When a user sends an update via the Next.js application, the request increments points and other relevant fields such as level and daily click limit in Dragonfly. The hash storing user data includes an updatesCount field, which tracks the number of modifications. If the user is not already in the cache, their data is loaded from MongoDB and stored in Dragonfly with a persistent TTL.

A separate Node.js application called wb-manager runs a cron job at fixed intervals to synchronize data. The manager retrieves all keys from Dragonfly and distributes them among multiple workers, leveraging available CPU cores. Each worker processes a batch of keys, ensuring that the number of keys per batch does not exceed a defined MAX_BATCH_SIZE. The workers fetch all user data stored in hashes and check whether lastUpdateCount matches updatesCount. If it does, the key is ignored since no changes have been made since the last sync. Otherwise, the worker batches all pending updates and sends a single bulk update to MongoDB.

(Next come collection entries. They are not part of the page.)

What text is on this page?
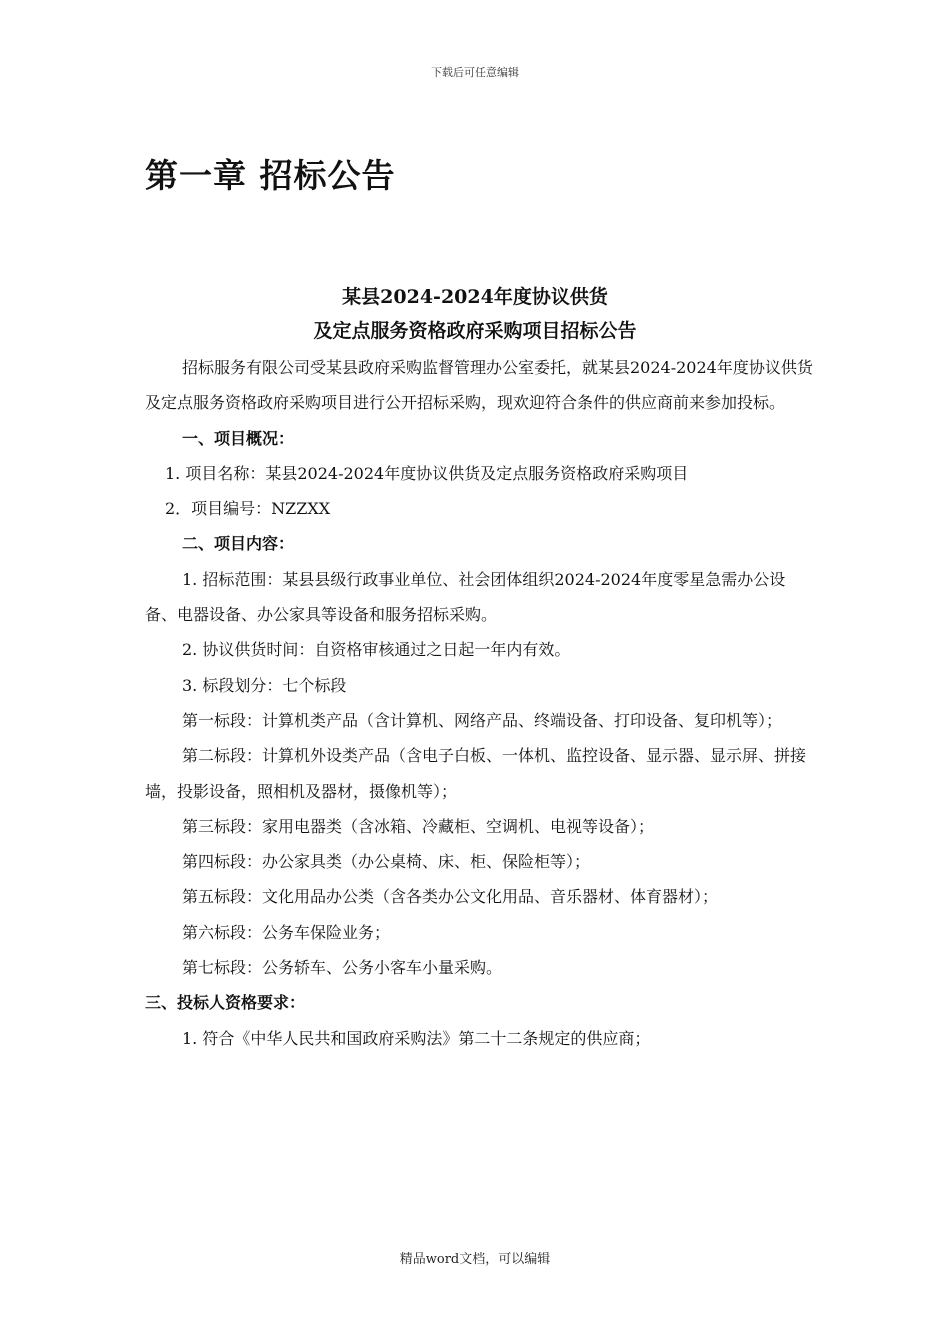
下载后可任意编辑
第一章 招标公告
某县2024-2024年度协议供货
及定点服务资格政府采购项目招标公告

招标服务有限公司受某县政府采购监督管理办公室委托，就某县2024-2024年度协议供货及定点服务资格政府采购项目进行公开招标采购，现欢迎符合条件的供应商前来参加投标。

一、项目概况：

1. 项目名称：某县2024-2024年度协议供货及定点服务资格政府采购项目

2．项目编号：NZZXX

二、项目内容：

1. 招标范围：某县县级行政事业单位、社会团体组织2024-2024年度零星急需办公设备、电器设备、办公家具等设备和服务招标采购。

2. 协议供货时间：自资格审核通过之日起一年内有效。

3. 标段划分：七个标段

第一标段：计算机类产品（含计算机、网络产品、终端设备、打印设备、复印机等）；

第二标段：计算机外设类产品（含电子白板、一体机、监控设备、显示器、显示屏、拼接墙，投影设备，照相机及器材，摄像机等）；

第三标段：家用电器类（含冰箱、冷藏柜、空调机、电视等设备）；

第四标段：办公家具类（办公桌椅、床、柜、保险柜等）；

第五标段：文化用品办公类（含各类办公文化用品、音乐器材、体育器材）；

第六标段：公务车保险业务；

第七标段：公务轿车、公务小客车小量采购。

三、投标人资格要求：

1. 符合《中华人民共和国政府采购法》第二十二条规定的供应商；

精品word文档，可以编辑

To also improve Dragonfly's performance, I used pipelining to send multiple commands in a single request, reducing the number of round trips between the client and server. This optimization significantly improved the system's throughput and reduced latency, ensuring that the cache could handle high loads efficiently.

Efficient Synchronization and Memory Management

To manage cache expiration efficiently, a TTL (Time-To-Live) is set slightly higher than the sync interval. This ensures that unused keys expire automatically, preventing unnecessary memory usage. It also guarantees that if a key is updated during a sync, new updates are preserved for the next sync cycle. The combination of write-behind caching and controlled batching significantly reduces MongoDB’s write load while maintaining accurate and timely data updates.

The system ensures that at any point, if a failure occurs, data consistency is maintained by reloading state from MongoDB. Since Dragonfly acts as a temporary buffer rather than a permanent store, data loss is mitigated by relying on periodic synchronization. Additionally, Redis snapshots (RDB) create backups at intervals, and multiple Redis instances provide redundancy. MongoDB's write concern settings can also be adjusted to ensure durability across replicas.

Conclusion

With this optimized system, Kokodi has surpassed 600,000 users, and everything runs smoothly without overloading the database. The architecture ensures that MongoDB handles significantly higher loads without performance degradation, enabling seamless scalability. The write-behind approach has proven to be a robust and efficient solution for managing high-frequency writes in a real-time gaming environment.

By combining indexing optimizations with a carefully designed write-behind caching mechanism, the system effectively distributes load and ensures fast updates without stressing the primary database. This architecture allows Kokodi to continue growing, while maintaining a responsive and fluid gaming experience.